Ne reste désormais qu’à convaincre les électeurs. « Pour la présidente sortante Dilma Roussef, cela passera par sa capacité à convaincre les classes moyennes qu’elle est capable de relancer la croissance. Aecio Neves devra, lui, rassurer les électeurs des classes populaires qu’en aucun cas il ne va remettre en question les acquis sociaux obtenus ces dernières années », estime Jean-Jacques Kourliandsky.
« Aécio Neves présente un programme précis pour sortir le Brésil de la crise dans laquelle il s’enfonce : récession, inflation, baisse des prix des matières premières, licenciements… », explique Alfredo Valladão pour Libération. « On peut penser que Neves a de l’espace pour gagner des voix auprès de ceux qui réclament un nouveau gouvernement, alors que les électeurs qui ont peur du changement ont déjà voté Rousseff au premier tour ».
Objectif : la reprise de la croissance
Alfredo Valladão prévient néanmoins, « la campagne d’entre-deux-tours s’annonce très dure, avec des programmes de télé menteurs et des accusations ad hominem. Ça peut être très sale ».
Ne reste désormais plus que quelques jours aux candidats pour faire leurs preuves dans ce scrutin à hauts risques et l’accent sera donné sur l’économie.
« Quel que soit le président élu à la suite du second tour, organisé le 26 octobre prochain, son défi essentiel sera de retrouver le chemin de la croissance », explique ainsi Jean-Jacques Kourliandsky.

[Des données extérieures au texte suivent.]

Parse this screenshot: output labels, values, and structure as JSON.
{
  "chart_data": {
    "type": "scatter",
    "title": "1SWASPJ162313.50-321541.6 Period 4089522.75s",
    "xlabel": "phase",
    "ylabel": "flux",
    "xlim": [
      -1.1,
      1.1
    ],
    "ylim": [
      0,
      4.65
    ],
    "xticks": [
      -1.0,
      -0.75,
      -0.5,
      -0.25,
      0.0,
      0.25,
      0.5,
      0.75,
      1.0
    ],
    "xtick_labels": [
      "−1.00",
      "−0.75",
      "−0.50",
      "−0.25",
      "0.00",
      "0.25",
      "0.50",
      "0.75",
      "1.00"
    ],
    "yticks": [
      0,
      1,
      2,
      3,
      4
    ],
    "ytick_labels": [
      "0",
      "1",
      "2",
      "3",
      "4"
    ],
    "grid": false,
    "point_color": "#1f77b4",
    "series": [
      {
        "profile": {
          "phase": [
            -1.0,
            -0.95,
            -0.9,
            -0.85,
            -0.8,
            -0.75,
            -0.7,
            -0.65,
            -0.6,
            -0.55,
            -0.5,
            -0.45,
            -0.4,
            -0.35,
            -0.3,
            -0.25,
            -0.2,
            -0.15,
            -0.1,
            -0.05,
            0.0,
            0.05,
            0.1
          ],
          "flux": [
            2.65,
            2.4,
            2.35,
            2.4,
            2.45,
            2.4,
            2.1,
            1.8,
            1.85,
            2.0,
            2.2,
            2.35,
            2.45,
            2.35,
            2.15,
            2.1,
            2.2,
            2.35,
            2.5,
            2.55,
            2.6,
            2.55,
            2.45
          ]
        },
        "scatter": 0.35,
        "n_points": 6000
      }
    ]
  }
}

« Un tel ralentissement de l’économie et de la croissance ne peut que générer de profondes insatisfactions sociales », ajoute-t-il. Or si les candidats, « tous deux économistes de formation », rappelle Jean-Jacques Kourliandsky, proposent deux programmes opposés pour relancer la croissance, « il est clair que le vainqueur aura une obligation de résultat, sous peine d’être sanctionné dans quatre ans par les Brésiliens en âge de voter », conclut-il.